Nearly 68% of housing markets are overvalued. Is this a housing bubble?
For weeks now, housing experts and economists have debated whether or not the country is in a housing bubble.
Home prices and mortgage rates have surged, while wages have trailed behind. Within the last year alone, home price growth, which has reached 20.6 percent, has become four times greater than income growth (which is a mere 4.8 percent). That means underlying economic forces in the market, such as incomes, are no longer able to support home prices in many places.
Mark Zandi, a Moody’s Analytics chief economist, told Fortune recently that a housing bubble would require both speculation-driven price growth and overvaluation — and overvaluation has now impacted over half of all U.S. housing markets, even though speculation-driven price growth isn’t at play in the U.S. (this time around).

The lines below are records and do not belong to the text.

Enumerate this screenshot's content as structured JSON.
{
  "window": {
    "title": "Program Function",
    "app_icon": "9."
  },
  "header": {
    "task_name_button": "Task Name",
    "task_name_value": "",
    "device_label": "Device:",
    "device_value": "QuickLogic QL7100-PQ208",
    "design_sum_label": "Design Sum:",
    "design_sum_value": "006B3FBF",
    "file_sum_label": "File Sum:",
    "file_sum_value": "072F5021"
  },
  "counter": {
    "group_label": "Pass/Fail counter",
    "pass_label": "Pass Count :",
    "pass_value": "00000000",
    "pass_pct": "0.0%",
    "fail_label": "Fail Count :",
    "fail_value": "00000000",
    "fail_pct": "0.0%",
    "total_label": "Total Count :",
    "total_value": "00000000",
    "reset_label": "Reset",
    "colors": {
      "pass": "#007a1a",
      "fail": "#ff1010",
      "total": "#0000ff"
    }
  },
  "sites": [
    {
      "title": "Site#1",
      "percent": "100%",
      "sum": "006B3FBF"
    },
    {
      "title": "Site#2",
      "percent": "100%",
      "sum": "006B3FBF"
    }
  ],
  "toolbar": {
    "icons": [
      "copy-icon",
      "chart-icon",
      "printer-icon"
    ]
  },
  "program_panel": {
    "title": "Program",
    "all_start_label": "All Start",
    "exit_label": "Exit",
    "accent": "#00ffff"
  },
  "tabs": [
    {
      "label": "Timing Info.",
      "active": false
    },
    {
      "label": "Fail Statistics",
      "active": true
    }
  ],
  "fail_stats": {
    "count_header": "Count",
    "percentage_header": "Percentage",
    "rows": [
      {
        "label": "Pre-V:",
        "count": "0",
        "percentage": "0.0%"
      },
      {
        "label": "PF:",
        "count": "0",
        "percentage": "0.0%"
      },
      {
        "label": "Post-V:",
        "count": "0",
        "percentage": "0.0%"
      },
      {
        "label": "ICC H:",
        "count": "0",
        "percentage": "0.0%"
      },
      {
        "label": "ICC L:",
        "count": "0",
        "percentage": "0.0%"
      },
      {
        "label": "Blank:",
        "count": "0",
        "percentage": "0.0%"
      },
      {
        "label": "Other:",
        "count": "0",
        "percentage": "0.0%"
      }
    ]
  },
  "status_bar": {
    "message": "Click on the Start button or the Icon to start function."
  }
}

It is reported that 67.9 percent of U.S. regional housing markets are now “overvalued,” as of the latest available data from March, meaning that incomes in those markets are no longer able to support home prices, according to an analysis provided to Fortune by real estate data firm CoreLogic.
Furthermore, CoreLogic’s market risk assessment of 400 metropolitan statistical areas shows that less than one-quarter (24.5 percent) of markets are “normal,” and only 7.6 percent are “undervalued.”
With mortgage rates now up substantially since the beginning of 2022, and homebuyers showing their inability to keep up with both home prices and those interest rates — as reflected in consistently declining new home sales and existing-home sales — overvalued housing markets may soon face a reckoning.
The pandemic-fueled housing frenzy finally seems to have come to an end, with inventory continuing to rise and more and more sellers resorting to price cuts, according to a recent report from Redfin.
Even though CoreLogic’s forecasts show home prices rising 5.9 percent within the next year, the company told Fortune that some of those overvalued markets do face a higher risk of prices dropping, because underlying market forces can’t support them.
The data analytics company analyzed a number of factors in regional markets in order to predict the likelihood of home prices dropping in those areas including income growth projections, unemployment forecasts, consumer confidence, debt-to-income ratios, affordability, mortgage rates and amount of inventory. CoreLogic then categorized those housing markets into the following price drop risk categories: “very high” (more than 70 percent chance of price drop), “high” (50-70 percent chance), “medium” (40-50 percent chance), “low” (20-40 percent chance) and “very low” (0-20 percent chance).
CoreLogic determined that just four overvalued markets out of 392 markets measured had a “very high” likelihood of facing a price drop: Bend, Oregon; Prescott, Arizona; Lake Havasu City, Arizona; and Bridgeport, Connecticut.
Twenty-two markets analyzed have a “high” chance of facing a price drop and 44 markets fell into the “medium” risk category.
However, other analysts think even more markets across the U.S. are overvalued right now — Moody’s Analytics, for instance, at the beginning of May said 96 percent of the country’s largest 392 markets are overvalued compared to incomes in those markets. The company added that 149 of those overvalued markets are at least 25 percent overvalued.
Zandi ultimately anticipates home price growth in the U.S. to tank from 20 percent to 0 percent on an annual basis. Furthermore, he told Fortune that the country’s most overvalued markets could see home price drops of 5 to 10 percent in the next year.
The following overpriced markets are most likely to see a drop in home prices in the next year, according to Zandi: Boise, Idaho; Colorado Springs, Colorado; Las Vegas, Nevada; Coeur d’Alene, Idaho; Tampa, Florida; Atlanta, Georgia; Fort Collins, Colorado; Sherman, Texas; Jacksonville, Florida; Idaho Falls, Idaho; Lakeland, Florida; Greeley, Colorado; Longview, Washington; Charleston, South Carolina; Albany, New York; Denver, Colorado; Clarksville, Tennessee; Greensboro, North Carolina; and Charlotte, North Carolina.